Mid-cap stocks are often viewed are promising companies in the middle of their growth phase. For this reason, investors often favor mid-cap stocks instead of large-cap ones. Also, mid-cap stocks offer diversification benefits to a portfolio by balancing growth and stability.

So here are four US mid-cap stocks to buy for portfolio diversification: Palo Alto Networks, Pioneer Natural Resources, Datadog, and Corteva.

Palo Alto Networks

Palo Alto Networks (NASDAQ:PANW) is an IT company from Santa Clara, California. The stock price outperformed the market in the past twelve months and YTD, rising by +86.66% in the past twelve months.

Pioneer Natural Resources

Pioneer Natural Resources (NYSE:PXD) operates in the oil and gas exploration and production industry. It is based in Irvin, Texas, and was founded in 1997.

With the price of oil trading comfortably above $100/barrel, oil companies’ profit margins are expected to improve. This was also true in the past twelve months, as the price of oil rallied from trading below zero in 2020 to above $100 in 2022.

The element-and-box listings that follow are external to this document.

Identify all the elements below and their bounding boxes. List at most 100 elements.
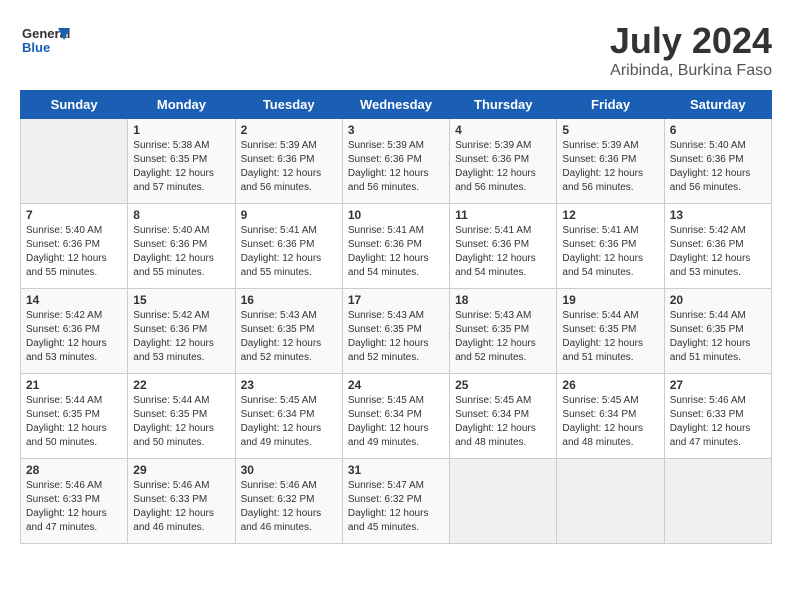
day-number: 6: [670, 123, 766, 137]
daylight-text: Daylight: 12 hours and 48 minutes.: [562, 423, 643, 448]
cell-content: Sunrise: 5:41 AM Sunset: 6:36 PM Dayligh…: [455, 224, 551, 280]
calendar-cell: 4 Sunrise: 5:39 AM Sunset: 6:36 PM Dayli…: [450, 119, 557, 204]
calendar-cell: 16 Sunrise: 5:43 AM Sunset: 6:35 PM Dayl…: [235, 289, 342, 374]
daylight-text: Daylight: 12 hours and 52 minutes.: [241, 338, 322, 363]
cell-content: Sunrise: 5:45 AM Sunset: 6:34 PM Dayligh…: [241, 394, 337, 450]
sunrise-text: Sunrise: 5:41 AM: [348, 225, 424, 236]
daylight-text: Daylight: 12 hours and 52 minutes.: [455, 338, 536, 363]
cell-content: Sunrise: 5:40 AM Sunset: 6:36 PM Dayligh…: [133, 224, 229, 280]
sunset-text: Sunset: 6:35 PM: [241, 324, 315, 335]
sunset-text: Sunset: 6:36 PM: [348, 154, 422, 165]
daylight-text: Daylight: 12 hours and 54 minutes.: [455, 253, 536, 278]
column-header-monday: Monday: [128, 91, 235, 119]
day-number: 27: [670, 378, 766, 392]
calendar-cell: 3 Sunrise: 5:39 AM Sunset: 6:36 PM Dayli…: [342, 119, 449, 204]
calendar-cell: 28 Sunrise: 5:46 AM Sunset: 6:33 PM Dayl…: [21, 459, 128, 544]
sunrise-text: Sunrise: 5:44 AM: [670, 310, 746, 321]
daylight-text: Daylight: 12 hours and 54 minutes.: [562, 253, 643, 278]
sunrise-text: Sunrise: 5:40 AM: [26, 225, 102, 236]
calendar-cell: 14 Sunrise: 5:42 AM Sunset: 6:36 PM Dayl…: [21, 289, 128, 374]
daylight-text: Daylight: 12 hours and 47 minutes.: [670, 423, 751, 448]
column-header-saturday: Saturday: [664, 91, 771, 119]
day-number: 30: [241, 463, 337, 477]
cell-content: Sunrise: 5:40 AM Sunset: 6:36 PM Dayligh…: [26, 224, 122, 280]
sunrise-text: Sunrise: 5:45 AM: [348, 395, 424, 406]
column-header-friday: Friday: [557, 91, 664, 119]
daylight-text: Daylight: 12 hours and 51 minutes.: [562, 338, 643, 363]
calendar-cell: 5 Sunrise: 5:39 AM Sunset: 6:36 PM Dayli…: [557, 119, 664, 204]
day-number: 19: [562, 293, 658, 307]
daylight-text: Daylight: 12 hours and 49 minutes.: [241, 423, 322, 448]
cell-content: Sunrise: 5:43 AM Sunset: 6:35 PM Dayligh…: [348, 309, 444, 365]
calendar-cell: 20 Sunrise: 5:44 AM Sunset: 6:35 PM Dayl…: [664, 289, 771, 374]
calendar-cell: 1 Sunrise: 5:38 AM Sunset: 6:35 PM Dayli…: [128, 119, 235, 204]
cell-content: Sunrise: 5:44 AM Sunset: 6:35 PM Dayligh…: [133, 394, 229, 450]
sunset-text: Sunset: 6:36 PM: [26, 239, 100, 250]
calendar-cell: 15 Sunrise: 5:42 AM Sunset: 6:36 PM Dayl…: [128, 289, 235, 374]
sunset-text: Sunset: 6:36 PM: [562, 239, 636, 250]
day-number: 28: [26, 463, 122, 477]
day-number: 2: [241, 123, 337, 137]
calendar-cell: 13 Sunrise: 5:42 AM Sunset: 6:36 PM Dayl…: [664, 204, 771, 289]
day-number: 9: [241, 208, 337, 222]
day-number: 31: [348, 463, 444, 477]
cell-content: Sunrise: 5:41 AM Sunset: 6:36 PM Dayligh…: [562, 224, 658, 280]
sunset-text: Sunset: 6:35 PM: [26, 409, 100, 420]
day-number: 21: [26, 378, 122, 392]
cell-content: Sunrise: 5:42 AM Sunset: 6:36 PM Dayligh…: [133, 309, 229, 365]
calendar-cell: 2 Sunrise: 5:39 AM Sunset: 6:36 PM Dayli…: [235, 119, 342, 204]
day-number: 26: [562, 378, 658, 392]
day-number: 22: [133, 378, 229, 392]
cell-content: Sunrise: 5:39 AM Sunset: 6:36 PM Dayligh…: [348, 139, 444, 195]
calendar-cell: 29 Sunrise: 5:46 AM Sunset: 6:33 PM Dayl…: [128, 459, 235, 544]
sunset-text: Sunset: 6:32 PM: [241, 494, 315, 505]
logo: General Blue: [20, 20, 70, 65]
sunrise-text: Sunrise: 5:39 AM: [562, 140, 638, 151]
daylight-text: Daylight: 12 hours and 49 minutes.: [348, 423, 429, 448]
sunset-text: Sunset: 6:36 PM: [133, 239, 207, 250]
sunrise-text: Sunrise: 5:46 AM: [670, 395, 746, 406]
sunset-text: Sunset: 6:36 PM: [562, 154, 636, 165]
sunset-text: Sunset: 6:36 PM: [241, 154, 315, 165]
cell-content: Sunrise: 5:44 AM Sunset: 6:35 PM Dayligh…: [670, 309, 766, 365]
sunrise-text: Sunrise: 5:43 AM: [348, 310, 424, 321]
header: General Blue July 2024 Aribinda, Burkina…: [20, 20, 772, 80]
day-number: 3: [348, 123, 444, 137]
sunrise-text: Sunrise: 5:47 AM: [348, 480, 424, 491]
day-number: 10: [348, 208, 444, 222]
sunrise-text: Sunrise: 5:45 AM: [455, 395, 531, 406]
title-area: July 2024 Aribinda, Burkina Faso: [610, 20, 772, 80]
day-number: 20: [670, 293, 766, 307]
column-header-thursday: Thursday: [450, 91, 557, 119]
calendar-cell: 17 Sunrise: 5:43 AM Sunset: 6:35 PM Dayl…: [342, 289, 449, 374]
day-number: 29: [133, 463, 229, 477]
sunrise-text: Sunrise: 5:41 AM: [455, 225, 531, 236]
sunrise-text: Sunrise: 5:40 AM: [133, 225, 209, 236]
sunset-text: Sunset: 6:34 PM: [241, 409, 315, 420]
sunset-text: Sunset: 6:35 PM: [455, 324, 529, 335]
day-number: 14: [26, 293, 122, 307]
day-number: 5: [562, 123, 658, 137]
calendar-cell: 25 Sunrise: 5:45 AM Sunset: 6:34 PM Dayl…: [450, 374, 557, 459]
sunset-text: Sunset: 6:33 PM: [133, 494, 207, 505]
calendar-cell: 31 Sunrise: 5:47 AM Sunset: 6:32 PM Dayl…: [342, 459, 449, 544]
calendar-cell: 11 Sunrise: 5:41 AM Sunset: 6:36 PM Dayl…: [450, 204, 557, 289]
sunrise-text: Sunrise: 5:39 AM: [455, 140, 531, 151]
sunrise-text: Sunrise: 5:43 AM: [241, 310, 317, 321]
calendar-cell: 30 Sunrise: 5:46 AM Sunset: 6:32 PM Dayl…: [235, 459, 342, 544]
sunset-text: Sunset: 6:34 PM: [348, 409, 422, 420]
day-number: 16: [241, 293, 337, 307]
sunset-text: Sunset: 6:36 PM: [455, 239, 529, 250]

The stock price delivered +36.35% YTD.

Datadog

Datadog (NASDAQ:DDOG) is an IT company from New York, founded in 2010. The stock price gained more than 70% in the last twelve months and the company operates with a gross profit margin of 77.26%, higher than the sector median by 57.23%.

As a tech company, it provides services to the cloud industry and most analysts have a buy recommendation for Datadog’s stock price. Out of the 74 analysts covering the stock, only 1 analyst has a sell recommendation. Moreover, 50 have a buy recommendation and the rest a neutral one.

Corteva

Corteva (NYSE:CTVA) operates in the fertilizers and agricultural chemicals industry and the rise in food prices as well as in fertilizers prices should improve the company’s operating margins. Corteva’s gross profit margin for the past twelve months is already above the sector median by about 38.38%.

Corteva’s stock price has outperformed the market YTD, delivering a positive return of 22.41%.